Notas e Referências:

[1] STJ, REsp. 992.749 /MS, 3ª T., rel. Min. Nancy Andrighi, j. 1º.12.2009, DJe 05.02.2010.

[2]  Há concorrência do cônjuge no regime da separação convencional de bens. Disponível em: < http://professorflaviotartuce.blogspot.com.br/2015/06/stj-ha-concorrencia-do-conjuge-no.html>. Acesso em: 28 de out. 2016

[3] Código Civil Comentado. 11ª. ed., São Paulo: Revista dos Tribunais, 2014, nota n. 10, ao art. 1.829 , p. 2.091.

[4] Manual de Direito Civil. 2ª. ed., São Paulo: Revista dos Tribunais, 2015, p. 975.

[5] Direito Civil Brasileiro, 3ª ed., Saraiva, vol. VII, 2009, p. 150

[6] No mesmo sentido, conferir, ainda, Maria Helena Diniz, Curso de Direito Civil Brasileiro, 20ª ed., São Paulo: Saraiva, 2006, p. 124 e s, v. 6 - Direito das Sucessões.

[7] STJ, REsp. 1.382.170 – SP, Segunda Seção, rel. Min. Moura Ribeiro, rel. p/ o acórdão Min.
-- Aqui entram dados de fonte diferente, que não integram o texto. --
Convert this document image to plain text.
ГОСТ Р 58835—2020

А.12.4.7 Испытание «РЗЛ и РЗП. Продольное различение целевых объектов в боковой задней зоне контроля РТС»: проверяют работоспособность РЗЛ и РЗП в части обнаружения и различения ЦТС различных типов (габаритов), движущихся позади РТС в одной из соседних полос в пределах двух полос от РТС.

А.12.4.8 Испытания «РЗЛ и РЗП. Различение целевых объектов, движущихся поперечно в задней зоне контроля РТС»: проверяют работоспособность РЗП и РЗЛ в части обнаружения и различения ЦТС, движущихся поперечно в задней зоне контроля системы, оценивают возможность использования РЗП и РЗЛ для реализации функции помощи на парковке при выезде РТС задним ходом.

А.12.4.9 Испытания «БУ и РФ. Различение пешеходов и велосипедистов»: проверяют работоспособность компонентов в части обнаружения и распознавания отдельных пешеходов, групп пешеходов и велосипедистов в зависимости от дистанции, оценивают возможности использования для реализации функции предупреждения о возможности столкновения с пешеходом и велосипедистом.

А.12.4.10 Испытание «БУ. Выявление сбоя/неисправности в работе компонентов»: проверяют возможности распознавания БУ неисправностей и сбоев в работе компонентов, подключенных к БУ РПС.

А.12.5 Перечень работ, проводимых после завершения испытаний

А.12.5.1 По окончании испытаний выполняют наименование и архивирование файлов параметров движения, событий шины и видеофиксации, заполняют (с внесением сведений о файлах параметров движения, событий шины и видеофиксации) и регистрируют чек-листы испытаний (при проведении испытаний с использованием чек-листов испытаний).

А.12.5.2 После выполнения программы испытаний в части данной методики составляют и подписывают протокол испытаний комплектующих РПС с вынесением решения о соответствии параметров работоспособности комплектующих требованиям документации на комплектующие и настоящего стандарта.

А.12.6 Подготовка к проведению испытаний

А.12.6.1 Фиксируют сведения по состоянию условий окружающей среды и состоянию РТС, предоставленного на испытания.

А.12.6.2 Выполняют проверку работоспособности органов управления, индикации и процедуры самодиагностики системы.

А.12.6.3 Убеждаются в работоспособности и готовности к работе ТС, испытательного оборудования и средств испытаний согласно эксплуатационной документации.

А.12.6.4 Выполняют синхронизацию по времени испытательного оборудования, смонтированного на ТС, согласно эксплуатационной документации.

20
João Otávio de Noronha, j. 22.4.2015, DJe 26.05.2015. No mesmo sentido: STJ, REsp. 1.472.945 - RJ, 3ª T., rel. Min. Ricardo Villas Bôas Cueva, j. 23.10.2014: “Recurso Especial. Direito das Sucessões. Inventário e partilha. Regime de Bens. Separação Convencional. Pacto antenupcial por escritura pública. Cônjuge sobrevivente. Concorrência na sucessão hereditária com descendentes. Condição de herdeiro. Reconhecimento. Exegese do art. 1.829, I, do CC/02. Avanço no campo sucessório do Código Civil de 2002. Princípio da vedação ao retrocesso social”.
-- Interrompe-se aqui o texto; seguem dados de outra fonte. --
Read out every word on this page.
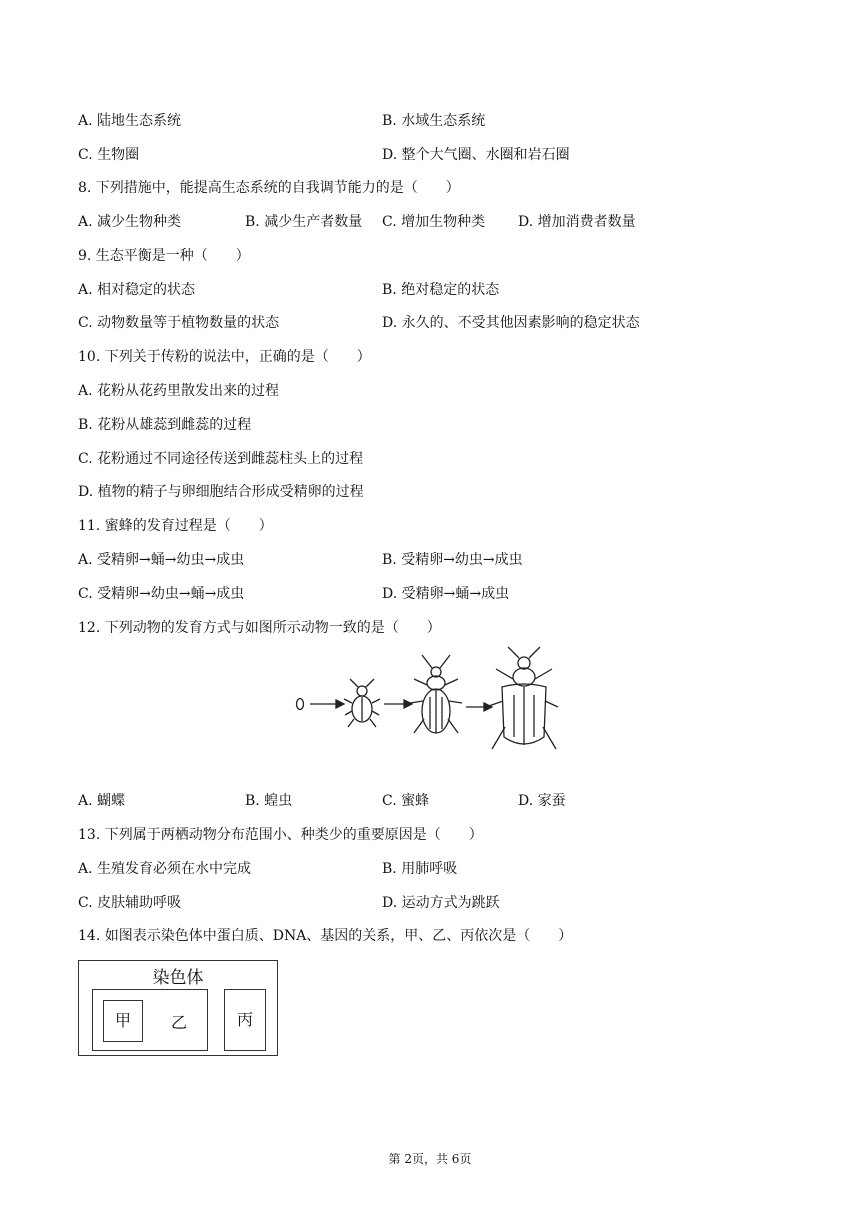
A. 陆地生态系统	B. 水域生态系统
C. 生物圈	D. 整个大气圈、水圈和岩石圈
8. 下列措施中，能提高生态系统的自我调节能力的是（　　）
A. 减少生物种类	B. 减少生产者数量 C. 增加生物种类 D. 增加消费者数量
9. 生态平衡是一种（　　）
A. 相对稳定的状态	B. 绝对稳定的状态
C. 动物数量等于植物数量的状态	D. 永久的、不受其他因素影响的稳定状态
10. 下列关于传粉的说法中，正确的是（　　）
A. 花粉从花药里散发出来的过程
B. 花粉从雄蕊到雌蕊的过程
C. 花粉通过不同途径传送到雌蕊柱头上的过程
D. 植物的精子与卵细胞结合形成受精卵的过程
11. 蜜蜂的发育过程是（　　）
A. 受精卵→蛹→幼虫→成虫	B. 受精卵→幼虫→成虫
C. 受精卵→幼虫→蛹→成虫	D. 受精卵→蛹→成虫
12. 下列动物的发育方式与如图所示动物一致的是（　　）
A. 蝴蝶	B. 蝗虫	C. 蜜蜂	D. 家蚕
13. 下列属于两栖动物分布范围小、种类少的重要原因是（　　）
A. 生殖发育必须在水中完成	B. 用肺呼吸
C. 皮肤辅助呼吸	D. 运动方式为跳跃
14. 如图表示染色体中蛋白质、DNA、基因的关系，甲、乙、丙依次是（　　）
染色体
甲	乙	丙
第 2页，共 6页
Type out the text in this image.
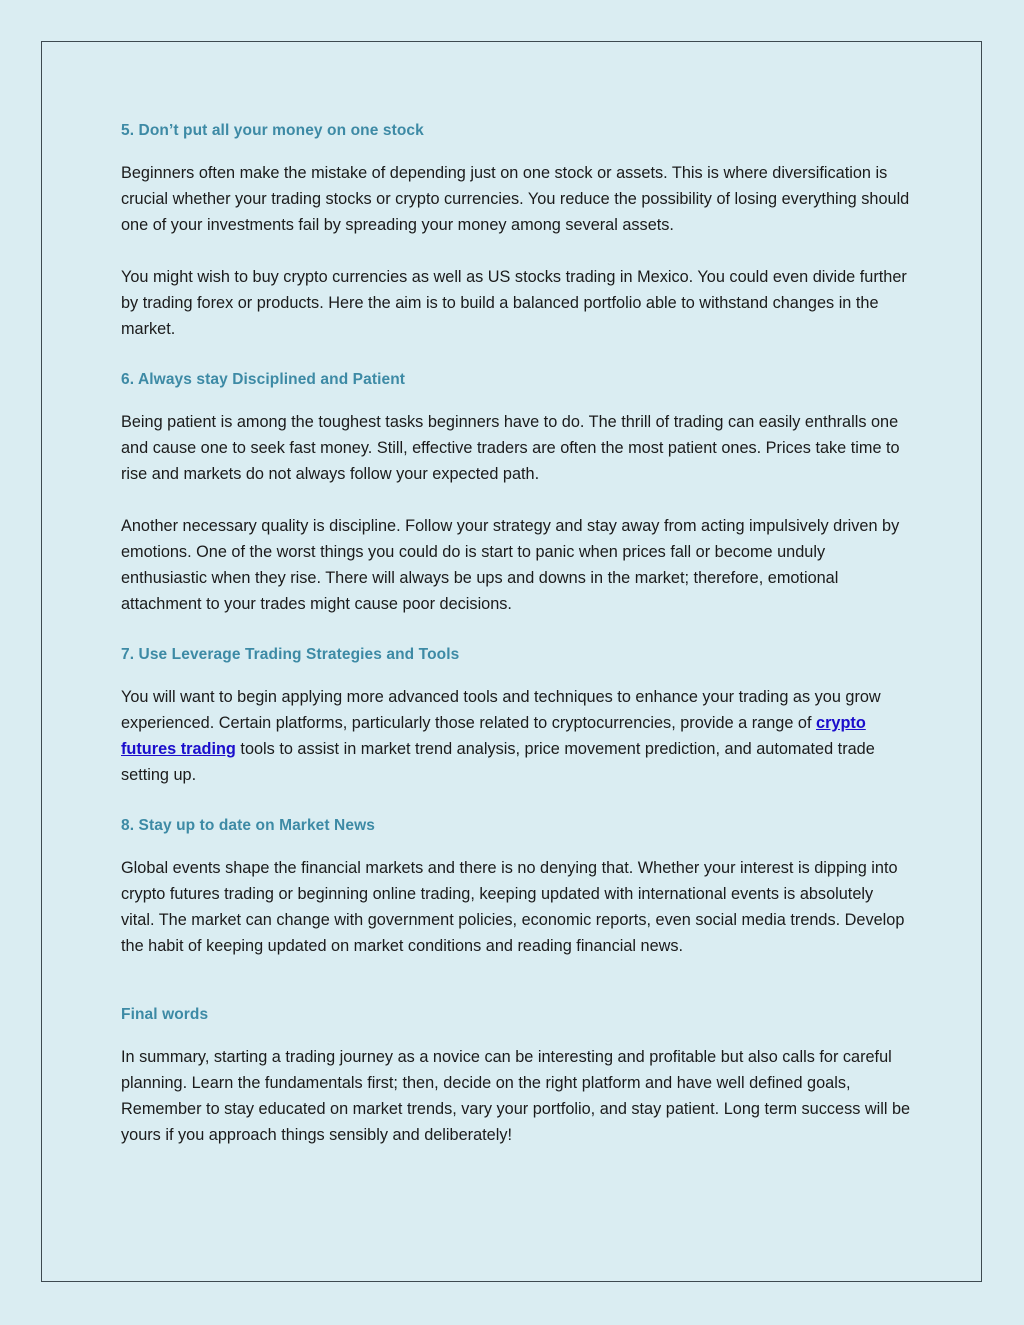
5. Don’t put all your money on one stock

Beginners often make the mistake of depending just on one stock or assets. This is where diversification is crucial whether your trading stocks or crypto currencies. You reduce the possibility of losing everything should one of your investments fail by spreading your money among several assets.

You might wish to buy crypto currencies as well as US stocks trading in Mexico. You could even divide further by trading forex or products. Here the aim is to build a balanced portfolio able to withstand changes in the market.

6. Always stay Disciplined and Patient

Being patient is among the toughest tasks beginners have to do. The thrill of trading can easily enthralls one and cause one to seek fast money. Still, effective traders are often the most patient ones. Prices take time to rise and markets do not always follow your expected path.

Another necessary quality is discipline. Follow your strategy and stay away from acting impulsively driven by emotions. One of the worst things you could do is start to panic when prices fall or become unduly enthusiastic when they rise. There will always be ups and downs in the market; therefore, emotional attachment to your trades might cause poor decisions.

7. Use Leverage Trading Strategies and Tools

You will want to begin applying more advanced tools and techniques to enhance your trading as you grow experienced. Certain platforms, particularly those related to cryptocurrencies, provide a range of crypto futures trading tools to assist in market trend analysis, price movement prediction, and automated trade setting up.

8. Stay up to date on Market News

Global events shape the financial markets and there is no denying that. Whether your interest is dipping into crypto futures trading or beginning online trading, keeping updated with international events is absolutely vital. The market can change with government policies, economic reports, even social media trends. Develop the habit of keeping updated on market conditions and reading financial news.

Final words

In summary, starting a trading journey as a novice can be interesting and profitable but also calls for careful planning. Learn the fundamentals first; then, decide on the right platform and have well defined goals, Remember to stay educated on market trends, vary your portfolio, and stay patient. Long term success will be yours if you approach things sensibly and deliberately!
[8] TJSP, Ag. 2036160-68.2015.8.26.0000, 9ª Câm. Dir. Priv., Rel. Des. Piva Rodrigues, j.  3.6.2015. Com o mesmo posicionamento, embora não tão recentes: TJSP, 4ª Câmara de Direito Privado, Ag 0080738-58.2012.8.26.0000, Rel. Des. Milton Carvalho, j.  30.8.2012: “Agravo de Instrumento. Arrolamento. Sucessão testamentária e legítima. Casamento pelo regime da separação convencional de bens. Cônjuge supérstite é herdeiro necessário do “de cujus” e concorre com os descendentes na legítima, ainda que beneficiado em testamento com 50% dos bens do espólio. Inteligência dos artigos 1.829, I, e 1.845, do Código Civil. Recurso provido”; TJSP, 2ª Câmara de Direito Privado, Ag. 0007645-96.2011.8.26.0000, Rel. Des. José Carlos Ferreira, j. 04.10.2011 “Agravo de Instrumento. Inventário. Decisão que declarou que o cônjuge supérstite não é herdeiro nem meeiro. Viúva que foi casada com o autor da herança pelo regime da separação convencional Decisão que contraria a lei, em especial os artigos 1.845 e 1829 do Código Civil. Decisão reformada Agravo provido”.